Chinese glaciologist and climate scientist awarded the Volvo Environment Prize
The Chinese glaciologist and climate scientist Dr. Qin Dahe has been awarded this year’s Volvo Environment Prize. The award winner is a key contributor to the fifth assessment report from the UN climate panel (IPPC), whose first section, the “Physical Science Basis”, was released in September.
He attracted wide attention last year with a report on how climate change leads to more extreme weather events. Dr Qin Dahe had a leading role in last year’s special report from IPCC on extreme events and catastrophes. It was the first report to show scientifically what many had already suspected, that extreme weather and climate phenomena have become more frequent over the last 50 years.

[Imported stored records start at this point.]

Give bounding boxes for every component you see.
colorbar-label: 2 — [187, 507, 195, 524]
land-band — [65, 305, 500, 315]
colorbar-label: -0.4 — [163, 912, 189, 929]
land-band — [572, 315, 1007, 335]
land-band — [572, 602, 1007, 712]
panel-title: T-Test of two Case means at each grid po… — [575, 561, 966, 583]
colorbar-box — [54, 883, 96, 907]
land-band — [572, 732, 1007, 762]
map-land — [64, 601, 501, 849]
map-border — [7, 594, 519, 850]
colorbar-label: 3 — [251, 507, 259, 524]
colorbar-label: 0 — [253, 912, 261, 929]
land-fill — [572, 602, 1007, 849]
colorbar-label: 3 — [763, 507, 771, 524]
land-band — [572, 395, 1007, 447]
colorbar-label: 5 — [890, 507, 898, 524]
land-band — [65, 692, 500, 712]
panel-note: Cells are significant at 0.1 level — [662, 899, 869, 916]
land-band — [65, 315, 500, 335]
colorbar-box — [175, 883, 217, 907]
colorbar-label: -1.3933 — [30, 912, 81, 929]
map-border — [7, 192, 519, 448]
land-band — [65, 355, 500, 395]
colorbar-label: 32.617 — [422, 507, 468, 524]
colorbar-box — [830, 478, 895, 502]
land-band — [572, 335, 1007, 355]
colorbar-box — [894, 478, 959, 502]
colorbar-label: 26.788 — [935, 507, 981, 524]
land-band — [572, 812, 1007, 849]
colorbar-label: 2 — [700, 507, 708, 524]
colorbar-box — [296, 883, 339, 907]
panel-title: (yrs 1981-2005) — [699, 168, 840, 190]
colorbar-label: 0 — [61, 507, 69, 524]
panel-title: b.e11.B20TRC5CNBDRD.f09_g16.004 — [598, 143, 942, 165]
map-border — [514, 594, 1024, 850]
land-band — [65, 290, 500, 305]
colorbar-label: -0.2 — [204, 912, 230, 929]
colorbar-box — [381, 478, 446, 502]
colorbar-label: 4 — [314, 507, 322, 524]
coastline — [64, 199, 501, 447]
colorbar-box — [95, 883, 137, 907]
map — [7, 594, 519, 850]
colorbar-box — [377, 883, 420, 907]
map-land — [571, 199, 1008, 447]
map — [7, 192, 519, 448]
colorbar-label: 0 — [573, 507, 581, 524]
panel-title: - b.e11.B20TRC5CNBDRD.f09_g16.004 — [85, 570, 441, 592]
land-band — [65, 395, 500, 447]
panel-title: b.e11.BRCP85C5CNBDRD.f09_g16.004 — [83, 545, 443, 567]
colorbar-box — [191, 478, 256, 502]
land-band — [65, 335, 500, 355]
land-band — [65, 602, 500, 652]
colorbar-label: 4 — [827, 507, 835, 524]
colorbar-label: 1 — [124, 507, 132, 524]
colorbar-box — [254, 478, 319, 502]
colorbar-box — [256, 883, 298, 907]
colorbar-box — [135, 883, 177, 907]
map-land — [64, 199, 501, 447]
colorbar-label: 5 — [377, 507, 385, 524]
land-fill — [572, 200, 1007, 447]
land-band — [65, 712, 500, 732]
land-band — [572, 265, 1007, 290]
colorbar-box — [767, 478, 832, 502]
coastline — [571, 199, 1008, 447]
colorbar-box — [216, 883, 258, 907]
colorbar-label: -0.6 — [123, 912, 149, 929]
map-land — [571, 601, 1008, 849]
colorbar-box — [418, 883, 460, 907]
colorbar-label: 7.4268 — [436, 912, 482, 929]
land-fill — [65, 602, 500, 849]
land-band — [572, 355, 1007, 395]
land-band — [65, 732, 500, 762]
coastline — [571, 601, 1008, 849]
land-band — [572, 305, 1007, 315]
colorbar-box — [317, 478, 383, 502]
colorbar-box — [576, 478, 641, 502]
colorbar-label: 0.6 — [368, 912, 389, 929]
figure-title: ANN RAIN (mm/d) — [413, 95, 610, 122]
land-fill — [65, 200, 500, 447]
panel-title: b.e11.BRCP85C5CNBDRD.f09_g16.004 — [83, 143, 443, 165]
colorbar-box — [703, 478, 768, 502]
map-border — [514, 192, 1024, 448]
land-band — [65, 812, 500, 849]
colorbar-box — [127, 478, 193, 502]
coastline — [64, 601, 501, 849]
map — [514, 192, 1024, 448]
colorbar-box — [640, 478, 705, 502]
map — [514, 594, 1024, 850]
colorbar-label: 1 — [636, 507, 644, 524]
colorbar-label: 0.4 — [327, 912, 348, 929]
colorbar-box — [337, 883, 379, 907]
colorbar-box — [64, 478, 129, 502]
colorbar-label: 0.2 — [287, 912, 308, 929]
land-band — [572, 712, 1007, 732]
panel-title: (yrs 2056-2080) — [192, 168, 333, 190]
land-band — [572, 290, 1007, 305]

The findings gained wide currency since they showed a clear connection between climate change and periods of extreme conditions, such as extended droughts and heat waves, but also torrential storms and rain in other regions. In its citation for this year’s Volvo Environment Prize laureate, the Award Jury calls the report “a game-changer”. In the words of the Jury, “the report demonstrated for the first time a clear link between climate change and many extreme events, an issue of immediate relevance for human well-being in many parts of the world”
Dr Qin is also a leading expert on cryosphere in central high Asia and its importance. The cryosphere is one of the main components of the Earth’s climate system, comprising snow, river and lake ice sea ice, glaciers, ice shelves, and frozen ground. Especially, glaciers have important impacts on water resources and ecosystems for more than two billion people in Asia.
Dr Qin has himself led several scientific expeditions to the Himalayas, and also been on expeditions to the Antarctic.
– There is no doubt that the major part of the glaciers in the Himalayas is disappearing fast. But one of the research areas we will tackle is the question of whether the Greenland ice cap is stable or not. And as well, the risks for more extreme occurrences such as drought, floods and storms, says Dr Qin.
Dr Qin Dahe hopes that the scientific evidence in the fifth assessment report from the UN climate panel will be enough to lead to a breakthrough in global climate negotiations.
“There is no doubt that the major part of the glaciers in the Himalayas is disappearing fast.”
– There is an encouragingly fast development in climate models. We are now seeing much smaller discrepancies between prognoses and what we observe in the form of temperatures and carbon dioxide concentration. My hope is that the scientific evidence will prompt people all over the world to work together to reduce emissions, says Dr Qin.
Dr Qin Dahe is a glaciologist at the Cold and Arid Regions Environment and Engineering Institute in Lanzhou, China, and Co-chair of Working Group 1, IPCC, the Intergovernmental Panel on Climate Change. He previously headed the China Meteorological Administration. Dr. Qin has published more than 170 scientific articles in English and 230 in Mandarin.